En efecto, la dinámica
extractiva, al mismo tiempo que desintegra los territorios, los reintegra en
nuevas territorialidades construidas desde la lógica de la cosificación del
mundo. Al ser desalojados de toda referencia histórica, de toda memoria
ancestral, de toda posibilidad de convivencia y solidaridad, reaparecen como
territorios vacíos, como espacios sin historia ni memoria. Los territorios que
emergen desde la violencia capitalista, son espacios de disciplina y control.

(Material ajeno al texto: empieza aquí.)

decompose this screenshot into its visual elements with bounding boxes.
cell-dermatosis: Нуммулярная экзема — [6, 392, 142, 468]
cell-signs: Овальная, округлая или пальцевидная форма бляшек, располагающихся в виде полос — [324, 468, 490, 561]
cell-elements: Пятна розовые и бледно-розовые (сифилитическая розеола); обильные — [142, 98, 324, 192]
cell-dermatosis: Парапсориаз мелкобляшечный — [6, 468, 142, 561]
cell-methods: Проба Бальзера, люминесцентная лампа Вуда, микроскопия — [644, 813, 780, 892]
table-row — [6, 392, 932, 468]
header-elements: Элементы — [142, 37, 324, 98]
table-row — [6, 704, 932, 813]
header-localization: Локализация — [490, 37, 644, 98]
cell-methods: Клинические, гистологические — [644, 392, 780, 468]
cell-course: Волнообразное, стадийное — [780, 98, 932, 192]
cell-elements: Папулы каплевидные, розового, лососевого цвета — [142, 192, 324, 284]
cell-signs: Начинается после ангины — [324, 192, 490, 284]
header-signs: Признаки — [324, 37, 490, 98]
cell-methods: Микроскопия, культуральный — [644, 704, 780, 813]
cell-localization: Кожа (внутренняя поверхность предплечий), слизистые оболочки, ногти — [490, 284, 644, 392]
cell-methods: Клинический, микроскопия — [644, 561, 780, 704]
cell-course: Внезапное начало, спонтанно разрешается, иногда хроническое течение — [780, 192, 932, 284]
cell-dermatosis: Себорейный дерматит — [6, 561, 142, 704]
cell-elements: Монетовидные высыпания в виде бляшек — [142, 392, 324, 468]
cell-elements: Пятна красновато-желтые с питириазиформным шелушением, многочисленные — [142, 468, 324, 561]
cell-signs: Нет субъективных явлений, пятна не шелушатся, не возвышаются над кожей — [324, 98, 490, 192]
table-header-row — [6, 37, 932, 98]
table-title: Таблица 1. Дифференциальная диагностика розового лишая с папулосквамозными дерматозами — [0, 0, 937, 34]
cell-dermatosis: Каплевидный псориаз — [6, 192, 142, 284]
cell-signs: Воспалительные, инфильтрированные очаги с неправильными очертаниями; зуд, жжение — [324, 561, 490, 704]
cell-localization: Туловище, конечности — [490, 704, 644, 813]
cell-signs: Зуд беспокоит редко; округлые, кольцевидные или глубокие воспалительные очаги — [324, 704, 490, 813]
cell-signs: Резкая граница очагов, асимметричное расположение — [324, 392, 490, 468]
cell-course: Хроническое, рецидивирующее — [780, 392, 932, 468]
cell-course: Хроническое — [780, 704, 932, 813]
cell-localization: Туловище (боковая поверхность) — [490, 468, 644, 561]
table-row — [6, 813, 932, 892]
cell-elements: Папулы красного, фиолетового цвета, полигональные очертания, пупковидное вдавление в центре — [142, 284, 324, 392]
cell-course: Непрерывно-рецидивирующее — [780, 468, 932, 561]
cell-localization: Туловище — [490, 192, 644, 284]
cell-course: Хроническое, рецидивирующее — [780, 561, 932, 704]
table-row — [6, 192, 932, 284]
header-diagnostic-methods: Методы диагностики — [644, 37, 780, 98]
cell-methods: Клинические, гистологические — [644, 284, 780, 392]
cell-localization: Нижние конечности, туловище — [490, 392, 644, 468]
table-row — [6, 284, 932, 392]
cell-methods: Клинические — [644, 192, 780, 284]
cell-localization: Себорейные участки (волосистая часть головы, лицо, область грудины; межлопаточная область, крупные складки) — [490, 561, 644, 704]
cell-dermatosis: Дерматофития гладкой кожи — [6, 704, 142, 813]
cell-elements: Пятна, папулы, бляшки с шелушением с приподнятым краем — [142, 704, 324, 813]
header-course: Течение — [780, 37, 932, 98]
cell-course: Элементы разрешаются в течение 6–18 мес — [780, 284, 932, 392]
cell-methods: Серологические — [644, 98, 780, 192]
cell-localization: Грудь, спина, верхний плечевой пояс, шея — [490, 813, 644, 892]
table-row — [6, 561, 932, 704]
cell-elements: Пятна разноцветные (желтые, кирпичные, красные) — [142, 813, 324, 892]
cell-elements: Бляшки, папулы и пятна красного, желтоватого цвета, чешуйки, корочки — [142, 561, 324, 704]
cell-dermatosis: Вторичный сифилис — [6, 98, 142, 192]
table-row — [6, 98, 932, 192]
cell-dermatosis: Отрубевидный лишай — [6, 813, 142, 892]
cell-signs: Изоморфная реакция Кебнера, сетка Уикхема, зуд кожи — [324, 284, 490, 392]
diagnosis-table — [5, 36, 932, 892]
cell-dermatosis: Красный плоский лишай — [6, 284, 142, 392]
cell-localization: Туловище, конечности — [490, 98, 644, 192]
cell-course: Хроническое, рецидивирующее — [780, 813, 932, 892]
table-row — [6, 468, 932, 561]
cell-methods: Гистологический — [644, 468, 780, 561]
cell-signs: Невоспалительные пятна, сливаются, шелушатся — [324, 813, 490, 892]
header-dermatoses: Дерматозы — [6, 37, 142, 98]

De vigilancia y obediencia. De jerarquía y orden. De utilidad y función. Los
territorios que emergen desde el extractivismo son aquellos que el antropólogo
francés Marc Augé denominaba los No-Lugares: espacios homogéneos en su
arquitectura y funcionalidad, que permiten una identidad común y accesible a
toda la sociedad bajo las prescripciones del capitalismo y la cosificación. El
ejemplo más pertinente es aquel de los centros comerciales o los aeropuertos,
pero también pueden ser adscritos a su lógica la estructura misma de las
ciudades modernas.
El extractivismo, por
tanto, no es solo un pozo petrolero, una refinería, una plantación, una mina a
cielo abierto, entre otros, sino también los No-Lugares. Las ciudades
disciplinarias, los espacios homogéneos y funcionales en los cuales se
despliega el mundo unidimensional del homo economicus. Pero los
No-Lugares no podrían ser funcionales sin una lógica concentracionaria que los
integre y discipline. Un centro comercial es un No-Lugar, que también replica
la lógica concentracionaria, como espacio de disciplina, orden, control y
vigilancia.
Considerar al
extractivismo como una dinámica de la violencia del capitalismo que desgarra la
totalidad humano-social, abre espacios para una crítica más radical y permite
incorporar al horizonte crítico aspectos que antes quizá pasaban al margen de
las dinámicas extractivas pero que forman parte inherente de ellas. Si existen
territorios que son virtuales, entonces necesitamos una posición teórica que
nos permita comprender cómo funciona el extractivismo en esos territorios
virtuales. Cuál es la significación de esa intervención y de qué maneras son
colonizados desde el extractivismo esos territorios virtuales.
El extractivismo
desterritorializa lo Real para re-territorializarlo en los No-Lugares y en las
dinámicas disciplinarias y concentracionarias del capitalismo tardío. El
extractivismo no es un fenómeno que aparece en la periferia del capitalismo,
sino que lo constituye en su esencia. Las resistencias al extractivismo
implican la re-creación de nuevas territorialidades que disputan su sentido de
identidad, pertenencia, y referencia a los No Lugares y a las lógicas
disciplinarias y concentracionarias.